Elle l'avait immédiatement reconnue, même de dos, penchée en avant, sa chevelure brune lui retombant maintenant de chaque côté du visage, le foulard rouge qui maintenait son chignon avait disparu, main dans la main avec lui, l'homme à la veste de cuir élimé. Elle comprenait enfin le chagrin de la jeune fille : une querelle d'amoureux. Évidemment, elle aurait dû s'en douter, à voir son visage si fermé, ses yeux humides et ce petit menton qui tremblotait à chaque fois qu'elle l'encourageait d'une pression de la main. Il la dévorait du regard !

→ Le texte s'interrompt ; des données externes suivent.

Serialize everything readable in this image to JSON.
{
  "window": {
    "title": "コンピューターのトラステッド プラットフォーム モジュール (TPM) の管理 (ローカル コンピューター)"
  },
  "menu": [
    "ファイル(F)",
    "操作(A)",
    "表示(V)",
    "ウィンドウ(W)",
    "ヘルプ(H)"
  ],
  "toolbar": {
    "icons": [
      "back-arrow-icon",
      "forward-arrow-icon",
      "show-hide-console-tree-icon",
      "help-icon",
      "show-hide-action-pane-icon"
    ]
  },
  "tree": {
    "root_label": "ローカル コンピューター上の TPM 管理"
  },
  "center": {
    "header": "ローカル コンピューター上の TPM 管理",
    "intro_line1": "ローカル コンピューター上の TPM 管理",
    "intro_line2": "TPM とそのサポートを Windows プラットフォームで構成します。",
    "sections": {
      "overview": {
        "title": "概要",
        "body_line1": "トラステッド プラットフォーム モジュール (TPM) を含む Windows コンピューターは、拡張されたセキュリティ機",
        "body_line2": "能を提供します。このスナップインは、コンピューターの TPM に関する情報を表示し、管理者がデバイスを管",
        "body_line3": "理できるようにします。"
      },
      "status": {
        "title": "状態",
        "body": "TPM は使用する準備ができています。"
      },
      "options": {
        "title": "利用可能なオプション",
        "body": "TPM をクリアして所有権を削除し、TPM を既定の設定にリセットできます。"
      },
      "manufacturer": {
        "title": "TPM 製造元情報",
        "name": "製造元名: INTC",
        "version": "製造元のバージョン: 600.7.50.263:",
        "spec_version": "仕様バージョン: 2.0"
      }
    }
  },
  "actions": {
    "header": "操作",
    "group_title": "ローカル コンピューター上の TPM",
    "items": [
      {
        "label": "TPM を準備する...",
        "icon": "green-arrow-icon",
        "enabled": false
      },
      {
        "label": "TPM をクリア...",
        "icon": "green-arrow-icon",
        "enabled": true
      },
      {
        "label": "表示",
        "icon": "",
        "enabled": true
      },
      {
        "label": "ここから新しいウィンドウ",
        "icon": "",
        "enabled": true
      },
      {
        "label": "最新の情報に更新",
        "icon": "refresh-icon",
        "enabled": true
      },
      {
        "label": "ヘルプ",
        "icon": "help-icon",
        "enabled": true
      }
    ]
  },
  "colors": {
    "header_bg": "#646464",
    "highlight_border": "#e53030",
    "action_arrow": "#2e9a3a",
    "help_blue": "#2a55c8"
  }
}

Il restait une table presque libre d'où l'on devinait encore le passage d'un client sur le départ. La serveuse demanda à Ned de patienter quelques instants, le temps de la débarrasser. Elle s'étonnait de constater combien les personnes croisées ne lui prêtaient aucune attention, tout au moins un semblant de sourire en guise de bienvenue l'aurait satisfaite. Elle profita de cette attente pour se rendre aux toilettes.

Le lieu était propre, mais ne respirait pas la fraîcheur ; des restes de papiers humides jonchaient le bord du lavabo, des gouttes d'eau mouchetaient le miroir. La lumière jaune éclaboussait ce reflet invisible qu'elle interrogeait ; les années avaient défilé sans qu'elle prenne conscience de leurs empreintes. Elle tapota ses joues, s'essuya les mains, tira sur les pans de sa veste et sortit.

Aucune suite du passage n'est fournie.